Y estos problemas se producen en todo el sistema; por ejemplo, en recursos humanos o en carteras de servicios. Las autonomías sensatas tienen que sentarse con el Ministerio de Sanidad para reconstruir un vigoroso espacio común a través de acuerdos de coordinación inter-autonómica. Les va en ello no solo la calidad sanitaria, sino también la capacidad de hacer política económica efectiva.
PISA está muy lejos de demostrar que nuestra educación no universitaria haya mejorado sustancialmente al ser transferida. La comparación con los castellanos, líderes nacionales, sonroja. Otra cosa puede decirse de la Universidad de Cantabria (UC), que ha sabido entender que si se quedaba parada acabaría bajando la persiana. Sin embargo, se aceleran los nuevos formatos de estudios superiores y la región no podrá soportar mucho tiempo la sobrecarga de títulos universitarios y el déficit de títulos de FP; es decir, la disimetría respecto del mercado formativo y laboral alemán, que marca la pauta de la zona euro. La UC debe aprovechar el margen de actuación que se ha construido: no es eterno y las universidades pueden acabar dentro de un tiempo como las cajas de ahorros, con una gran reestructuración.

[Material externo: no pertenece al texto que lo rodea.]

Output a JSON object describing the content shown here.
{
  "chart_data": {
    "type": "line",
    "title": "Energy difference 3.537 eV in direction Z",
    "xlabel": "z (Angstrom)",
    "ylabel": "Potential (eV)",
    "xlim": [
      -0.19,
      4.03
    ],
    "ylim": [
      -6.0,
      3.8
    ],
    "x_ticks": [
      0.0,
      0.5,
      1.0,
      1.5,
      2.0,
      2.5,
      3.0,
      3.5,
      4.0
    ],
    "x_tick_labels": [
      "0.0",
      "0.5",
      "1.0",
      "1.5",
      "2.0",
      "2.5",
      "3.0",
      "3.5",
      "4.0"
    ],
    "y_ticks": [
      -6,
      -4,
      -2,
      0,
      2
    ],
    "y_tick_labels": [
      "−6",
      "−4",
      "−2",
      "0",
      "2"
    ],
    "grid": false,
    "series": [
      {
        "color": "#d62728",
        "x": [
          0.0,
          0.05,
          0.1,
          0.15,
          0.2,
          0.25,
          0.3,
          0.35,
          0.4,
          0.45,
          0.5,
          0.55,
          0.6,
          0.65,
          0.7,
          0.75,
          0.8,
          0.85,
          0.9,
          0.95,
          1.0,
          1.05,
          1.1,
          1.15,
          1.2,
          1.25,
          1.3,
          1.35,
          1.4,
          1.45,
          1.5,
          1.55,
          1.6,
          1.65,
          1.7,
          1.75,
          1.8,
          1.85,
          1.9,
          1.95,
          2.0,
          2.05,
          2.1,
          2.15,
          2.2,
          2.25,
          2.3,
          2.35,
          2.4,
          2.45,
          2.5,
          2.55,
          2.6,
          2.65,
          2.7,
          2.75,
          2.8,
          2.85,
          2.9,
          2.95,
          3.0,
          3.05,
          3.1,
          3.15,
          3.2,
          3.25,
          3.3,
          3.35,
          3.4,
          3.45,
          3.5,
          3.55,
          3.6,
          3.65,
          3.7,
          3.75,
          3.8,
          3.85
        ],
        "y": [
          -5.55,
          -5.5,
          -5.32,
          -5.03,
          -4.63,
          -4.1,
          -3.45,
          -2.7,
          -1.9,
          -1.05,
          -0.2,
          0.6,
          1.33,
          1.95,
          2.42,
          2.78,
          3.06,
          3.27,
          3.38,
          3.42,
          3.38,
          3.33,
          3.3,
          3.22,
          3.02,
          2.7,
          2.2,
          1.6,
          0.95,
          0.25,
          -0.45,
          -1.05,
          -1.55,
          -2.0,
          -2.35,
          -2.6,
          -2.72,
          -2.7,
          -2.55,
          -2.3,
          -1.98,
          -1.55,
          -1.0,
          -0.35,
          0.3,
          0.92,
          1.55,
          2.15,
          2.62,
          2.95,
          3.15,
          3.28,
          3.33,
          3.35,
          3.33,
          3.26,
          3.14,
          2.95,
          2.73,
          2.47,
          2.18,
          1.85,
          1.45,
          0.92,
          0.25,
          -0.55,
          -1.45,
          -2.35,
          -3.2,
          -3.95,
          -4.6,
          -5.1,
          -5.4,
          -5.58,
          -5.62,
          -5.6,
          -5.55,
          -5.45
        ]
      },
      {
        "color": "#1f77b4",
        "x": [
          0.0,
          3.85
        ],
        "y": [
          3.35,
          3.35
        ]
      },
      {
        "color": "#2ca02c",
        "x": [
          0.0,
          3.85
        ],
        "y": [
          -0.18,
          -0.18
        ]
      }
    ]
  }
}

La autonomía de Cantabria necesita un Libro Blanco sobre sus próximos treinta años si no quiere seguir arrastrada por unas inercias estructurales que van a agudizarse por la evolución demográfica. En cuanto a nuestro carácter europeo, el chaparrón de millones nos acostumbró a ver la Unión como un tío millonario que nos sacaba de todas y no como un proyecto vital que podemos configurar con nuestras propias iniciativas. El estudio de AFI calcula que hemos recibido más de 2.000 euros por habitante en ayudas europeas.
Europa, por otro lado, ha implicado una fuerte reconversión industrial y ganadera en Cantabria, precisamente dos motores fundamentales de empleo y de superioridad en renta por habitante durante los años del desarrollismo. No está claro que hayamos sabido aprovechar el mercado común en todo su potencial. El campo languidece y se vacía. La industria se ha hecho más productiva y exportadora, pero utiliza menos mano de obra y una parte no desdeñable está escribiendo sus balances en la arena del medio plazo.
Así que pasen otros 30 años seremos el sur del norte si no hacemos nada para mejorar la autonomía y la ‘europeanía’. España creció un 93% y nosotros un 56%, ¿qué más argumentos necesitamos?